Он упал, все еще сжимая в руке вуаль. Глаза Шарейн взирали на него с безразличием.
– Иштар! – прохрипел он. – Я видел тебя… Иштар!
Его глаза потухли. Шарейн вырвала обратившуюся в лохмотья вуаль из застывших рук и прикрыла ею лицо. Она продолжила свой путь к храму и вскоре пропала из виду.
Толпа зашумела. Лучники и копейщики принялись оттеснять людей к колоннам, смешались с толпой и исчезли вместе с людьми из поля зрения Кентона. Мимо верховного жреца Бела прошли его солдаты и жрецы, за ними – арфистки, флейтистки и барабанщицы Нарады.

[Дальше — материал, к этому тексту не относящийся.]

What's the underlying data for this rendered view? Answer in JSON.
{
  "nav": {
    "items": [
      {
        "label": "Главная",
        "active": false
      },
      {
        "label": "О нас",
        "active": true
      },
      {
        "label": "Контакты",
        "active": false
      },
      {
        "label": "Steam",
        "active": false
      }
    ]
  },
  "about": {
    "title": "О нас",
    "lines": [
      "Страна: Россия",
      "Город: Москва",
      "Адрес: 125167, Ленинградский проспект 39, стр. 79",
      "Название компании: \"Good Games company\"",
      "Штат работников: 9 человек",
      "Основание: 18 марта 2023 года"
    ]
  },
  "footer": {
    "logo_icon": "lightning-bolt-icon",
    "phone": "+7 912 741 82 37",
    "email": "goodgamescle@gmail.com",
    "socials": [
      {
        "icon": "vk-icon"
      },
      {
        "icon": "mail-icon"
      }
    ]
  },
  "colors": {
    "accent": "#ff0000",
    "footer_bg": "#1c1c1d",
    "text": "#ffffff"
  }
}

Лишь танцовщица и жрец остались в окруженном колоннами дворе. Небо стремительно темнело. Тучи сгущались все быстрее. Пламя на алтаре Бела горело ярче – злобно, как обнаженный алый клинок. Тени сгущались вокруг присевших химер. Металлические раскаты грома следовали один за другим, приближаясь.
Кентон подумал, что теперь, когда Шарейн ушла, он должен открыть бронзовую дверь, но что-то подсказало ему, что время еще не настало, что стоит подождать еще немного. И пока он ждал, танцовщица и жрец подошли к странному окошку, через которое он смотрел наружу. Они остановились неподалеку.